More organisations are now measuring end user risk. This year, 64% of organizations said they are measuring the risk of phishing, a significant increase from last year.
The main impact of phishing attacks was a disruption of employee activity and loss of productivity. The report cites a recent Ponemon Institute report that shows the loss of productivity as a result of phishing costs approximately $1.8 million a year for an organization with 10,000 employees.
The report shows that while more companies are conducting security awareness training, only 65% of employed computer users were able to answer the question ‘What is phishing?’ correctly. Knowledge of ransomware is poor, even though ransomware attacks have been widely reported in the media over the past year. 52% of employed computer users were not even able to make a guess as to what ransomware is.
As Wombat points out in the report, if end users do not know what phishing and ransomware are, they are unlikely to be employing best practices that prevent attacks or reduce risk.
Wombat says the most frequently failed simulated phishing attack has the subject line “Message from Administrator” – failed by 34% of users.

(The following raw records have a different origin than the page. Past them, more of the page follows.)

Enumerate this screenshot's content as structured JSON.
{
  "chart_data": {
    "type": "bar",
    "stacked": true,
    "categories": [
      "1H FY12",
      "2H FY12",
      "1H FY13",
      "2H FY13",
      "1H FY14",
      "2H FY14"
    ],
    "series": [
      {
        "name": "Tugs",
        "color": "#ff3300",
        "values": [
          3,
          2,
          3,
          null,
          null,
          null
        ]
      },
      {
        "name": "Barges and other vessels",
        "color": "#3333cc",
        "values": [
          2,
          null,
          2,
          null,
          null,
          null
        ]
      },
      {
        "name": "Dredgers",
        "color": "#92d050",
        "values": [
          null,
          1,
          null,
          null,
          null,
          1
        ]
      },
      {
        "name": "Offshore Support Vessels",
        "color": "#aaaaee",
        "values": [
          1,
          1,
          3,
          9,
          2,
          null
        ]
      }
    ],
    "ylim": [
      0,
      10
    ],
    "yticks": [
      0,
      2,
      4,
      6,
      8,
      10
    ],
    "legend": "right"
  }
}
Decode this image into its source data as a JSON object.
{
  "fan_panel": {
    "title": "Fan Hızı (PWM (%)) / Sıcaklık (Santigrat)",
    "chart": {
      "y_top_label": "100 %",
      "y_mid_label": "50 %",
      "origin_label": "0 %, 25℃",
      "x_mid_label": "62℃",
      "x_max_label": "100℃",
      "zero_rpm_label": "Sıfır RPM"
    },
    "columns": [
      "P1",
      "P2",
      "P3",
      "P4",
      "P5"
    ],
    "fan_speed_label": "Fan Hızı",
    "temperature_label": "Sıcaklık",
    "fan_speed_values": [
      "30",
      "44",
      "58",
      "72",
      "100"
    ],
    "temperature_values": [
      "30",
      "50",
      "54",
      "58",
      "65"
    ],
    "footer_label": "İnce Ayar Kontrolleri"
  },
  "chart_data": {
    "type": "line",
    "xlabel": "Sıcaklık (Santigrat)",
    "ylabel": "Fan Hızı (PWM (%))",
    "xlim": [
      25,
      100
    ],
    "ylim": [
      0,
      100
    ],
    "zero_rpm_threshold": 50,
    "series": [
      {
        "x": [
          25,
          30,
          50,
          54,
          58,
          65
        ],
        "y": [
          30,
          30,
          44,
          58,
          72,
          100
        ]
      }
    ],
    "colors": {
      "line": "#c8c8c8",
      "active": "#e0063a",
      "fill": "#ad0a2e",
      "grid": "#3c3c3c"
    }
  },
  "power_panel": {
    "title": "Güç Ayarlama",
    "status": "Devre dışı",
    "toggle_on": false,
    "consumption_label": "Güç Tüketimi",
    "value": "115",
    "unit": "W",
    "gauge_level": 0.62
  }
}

The email asks employees to click on a link if they did not sign up for a new account.
There have been notable improvements in click rates over the past 12 months showing security awareness training is effective. The professional services industry registered a 47% improvement in click rates, followed by technology on 32%, energy on 27%, telecoms on 26% and finance on 19%.
Organizations are also improving their technology to prevent attacks, the most common being email spam filters (94% of organizations), advanced malware analysis (63%) and outbound proxy protection (48%).
However, patching is patchy. Wombat says Adobe PDF is out of date 31% of the time, Microsoft Silverlight is out of date 19% of the time and Adobe Flash out of date 12% of the time, although these figures are improvements from last year.